This article is more than 1 year old
Security: Is technology saint or sinner?
Analysis The latest problem to be thrown at us, on top of war, global warming, disease etc, is that we are "sleepwalking into a surveillance society".
The worry is that, owing to all the data being collected these days, we no longer have any real privacy.
We are covered by cameras, the "powers that be" have oodles of information on every one of us, and the private sector has got in on the act with the likes of loyalty cards.
Yet, the vocal groups (and who knows if these are the minority or the majority) want it all ways.
They want their privacy, while trying to make sure that all these Johnny Foreigners don't come over uninvited, that the "man next door" doesn't claim sickness benefit while on a mountaineering holiday in Tibet and, that when needed, the emergency services will have everything at their fingertips to know exactly what drugs can and can't be given to you while you're lying in the road, and/or have access to high-definition CCTV footage to identify who it was who kicked seven shades of the proverbial out of you.
I think that we need to look at pragmatism and try to put "privacy" into context. What do we mean by privacy here?
Do we really think that all of the 13 million CCTV cameras in the UK are being watched by forces which are just waiting for us to inadvertently drop a paper hankie on the street?
Do we really believe that hordes of people are sitting in some dusty basement in Cheltenham reading the email that you sent with that particularly non-PC joke in it?
Are we worried that we might just get caught after we've mugged some poor unfortunate?
Could this be it? We're not really bothered about privacy as such, but we're worried that we might get caught? Speed cameras would seem to be a prime example of this privacy argument.

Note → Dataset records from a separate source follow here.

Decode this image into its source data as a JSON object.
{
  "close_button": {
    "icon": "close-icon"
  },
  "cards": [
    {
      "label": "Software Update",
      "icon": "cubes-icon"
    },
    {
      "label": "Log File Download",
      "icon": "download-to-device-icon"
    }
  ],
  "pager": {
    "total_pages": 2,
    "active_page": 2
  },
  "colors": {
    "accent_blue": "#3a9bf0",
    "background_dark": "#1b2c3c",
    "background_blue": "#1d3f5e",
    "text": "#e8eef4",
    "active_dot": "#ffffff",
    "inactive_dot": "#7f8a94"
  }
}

There are many groups and individuals whose worries are more pragmatic: the security, integrity and accuracy of the information being held on us. This has less to do with privacy, and more to do with reality.
For example, if I'm the person lying in the middle of the road, I do want the paramedics, police and fire brigade to know that I am allergic to penicillin, that I have epilepsy, and that I am already on a collection of prescription drugs for a range of problems.
This knowledge could save my life and, as I am a simple soul, I don't care who knows all of this. Now, let's say that I was the chief executive of a major company that is just going through a sensitive acquisition.
My medical records could say that I have only a few months to live. This is very important for the medical profession to know, but probably not what I'd want splashed over the financial pages of the papers.
There's also the problem of what the "powers that be" will do with information. All we have to do is look at the likes of Hoover, Beria, Trotsky, and Hitler as to what can happen when too much information is given to someone who is a little on the unstable side.
But, the majority of these despots did their dirty work without technology. So is it technology that is to blame? Yes, technology means that we can gather and analyse a lot more information.
Yes, technology means that people thousands of miles away are just like the risks of having cleaners in the office 50 years ago: if you don't take careful steps, you're leaving everything available to them. Yes, the black hats (bad hackers) are cleverer than ever and there are relatively more of them.
But does this mean that we should ban any database of information held on us? Does it mean that all information should be kept in isolation from other information?